Il a dit qu'il avait contacté sa famille pour la dernière fois pendant la guerre le 2 novembre.

«Le 9 novembre, j'ai été blessé à la jambe par un tireur d'élite lors des combats féroces en direction de Khodjavend. Nous avons eu des blessés et des pertes humaines dans cette bataille. Je n'ai pas pu être évacué. Je saignais et je me suis évanoui. Quand j'ai ouvert les yeux, des Arméniens étaient autour de moi et m'ont pris en otage. Je n'avais pas les réponses dont ils avaient besoin, parce que je n'étais pas dans l'armée, j'ai rejoint les batailles volontairement. J'y suis resté un demi jour, puis ils m'ont emmené en Arménie. Quand je me suis réveillé, j'étais déjà aux soins intensifs, ils m’ont opéré. Mais pas complètement. Ma blessure était grave, chaque jour, ils venaient enlever un os cassé et me torturaient. Ils ont inséré 40 fois l'aiguille dans ma veine comme s'ils ne pouvaient pas le trouver. Ils ne nous donnaient pas de nourriture et nous battaient quand nous voulions quelque chose. Je ne pouvais pas voir d'autres prisonniers parce que nous étions détenus dans des pièces séparées.»

Yahya Abdinov a également fait savoir que le Comité international de la Croix-Rouge avait rendu visite aux prisonniers de guerre début décembre:

«Ils nous ont ramenés à Bakou 10 jours après leur visite. Nous ne savions pas que nous étions venus à Bakou. Nous l'avons découvert lorsque nous étions dans l'avion. Nous ne savions pas que la guerre était terminée. Nous avons entendu des protestations contre Pashinyan, mais nous ne savions pas ce qui s'était passé. En arrivant à Bakou, nous avons appris que nous avions gagné ».
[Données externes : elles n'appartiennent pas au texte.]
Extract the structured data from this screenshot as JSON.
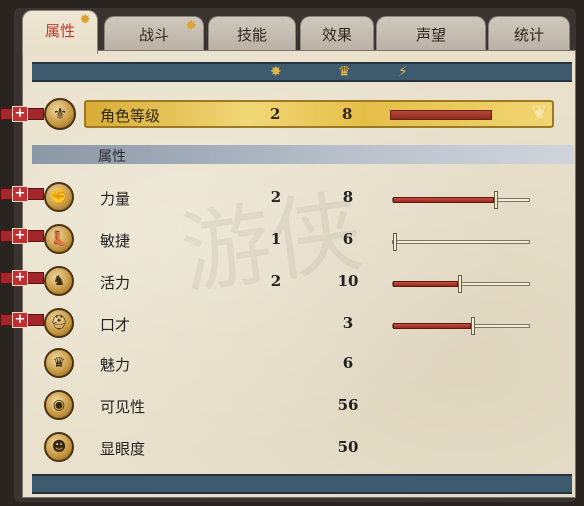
{
  "tabs": [
    {
      "label": "属性",
      "active": true,
      "starred": true
    },
    {
      "label": "战斗",
      "active": false,
      "starred": true
    },
    {
      "label": "技能",
      "active": false,
      "starred": false
    },
    {
      "label": "效果",
      "active": false,
      "starred": false
    },
    {
      "label": "声望",
      "active": false,
      "starred": false
    },
    {
      "label": "统计",
      "active": false,
      "starred": false
    }
  ],
  "header_icons": [
    "sun-icon",
    "crown-icon",
    "lightning-badge-icon"
  ],
  "level": {
    "label": "角色等级",
    "value": "2",
    "max": "8",
    "fraction": 0.25,
    "medal_icon": "fleur-de-lis-icon"
  },
  "section": {
    "label": "属性"
  },
  "attributes": [
    {
      "label": "力量",
      "value": "2",
      "max": "8",
      "fraction": 0.78,
      "has_plus": true,
      "has_bar": true,
      "icon": "fist-icon"
    },
    {
      "label": "敏捷",
      "value": "1",
      "max": "6",
      "fraction": 0.0,
      "has_plus": true,
      "has_bar": true,
      "icon": "boot-icon"
    },
    {
      "label": "活力",
      "value": "2",
      "max": "10",
      "fraction": 0.5,
      "has_plus": true,
      "has_bar": true,
      "icon": "horse-head-icon"
    },
    {
      "label": "口才",
      "value": "",
      "max": "3",
      "fraction": 0.6,
      "has_plus": true,
      "has_bar": true,
      "icon": "helmet-icon"
    },
    {
      "label": "魅力",
      "value": "",
      "max": "6",
      "has_plus": false,
      "has_bar": false,
      "icon": "crown-icon"
    },
    {
      "label": "可见性",
      "value": "",
      "max": "56",
      "has_plus": false,
      "has_bar": false,
      "icon": "eye-icon"
    },
    {
      "label": "显眼度",
      "value": "",
      "max": "50",
      "has_plus": false,
      "has_bar": false,
      "icon": "head-profile-icon"
    }
  ],
  "colors": {
    "active_tab_text": "#c0382b",
    "band": "#3e5a6e",
    "bar_red": "#b54838",
    "gold": "#e5be48"
  }
}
Il a également remercié le Président, le Commandant suprême Ilham Aliyev pour l’avoir sauvé de la captivité arménienne: «Grâce aux soins de notre État, nous avons été réexaminés par des médecins. Des Arméniens ont fait une mauvaise opération à ma jambe, et ici nos médecins m’ont de nouveau opéré. Je suis en bon état maintenant. Je ne peux pas encore marcher, mais il y a des progrès. »

Yahya Abdinov, 21 ans, s'est battu héroïquement contre l'ennemi pendant la guerre patriotique de 44 jours. Abdinov s'est enrôlé volontairement dans le service militaire après la provocation commise par les forces armées arméniennes à la frontière avec l'Azerbaïdjan en juillet 2020.

Le militaire a déclaré: «Le 28 septembre, j'ai été appelé à l'armée lors de la mobilisation. Le 30 septembre, nous avons été emmenés à Aghdjabédi, puis nous avons commencé à nous battre en direction de Fuzouli. J'étais dans les rangs de l'infanterie, notre tâche était de prendre des postes arméniens. Nous avancions en libérant des postes. Des Arméniens y ont établi des postes solides depuis 30 ans. Mais nous les avons détruits et libéré nos terres de l'occupation. Les Arméniens utilisaient plus d'armes de gros calibre dans les batailles et nous donnions également les contre-réponses nécessaires. Plus tard, les Arméniens contre-attaquaient les postes que nous avions libérés. Cependant, nous nous étions renforcés dans ces postes et avions repoussé les attaques ennemies.

Abdinov a noté que les troupes azerbaïdjanaises sont entrées dans la région de Khodjavend début novembre. «La région était presque libérée et nous nous dirigions vers Khankendi. Cependant, le 9 novembre, j'ai été blessé à la jambe par un tir de sniper lors d'une bataille acharnée et fait prisonnier.

Indiquant que se battre pour la patrie est une source de fierté, le militaire a déclaré avoir vengé le sang des martyrs et des victimes du génocide de Khodjaly.

Abdinov a également souligné les traces des atrocités arméniennes à Fuzouli et Khodjavend.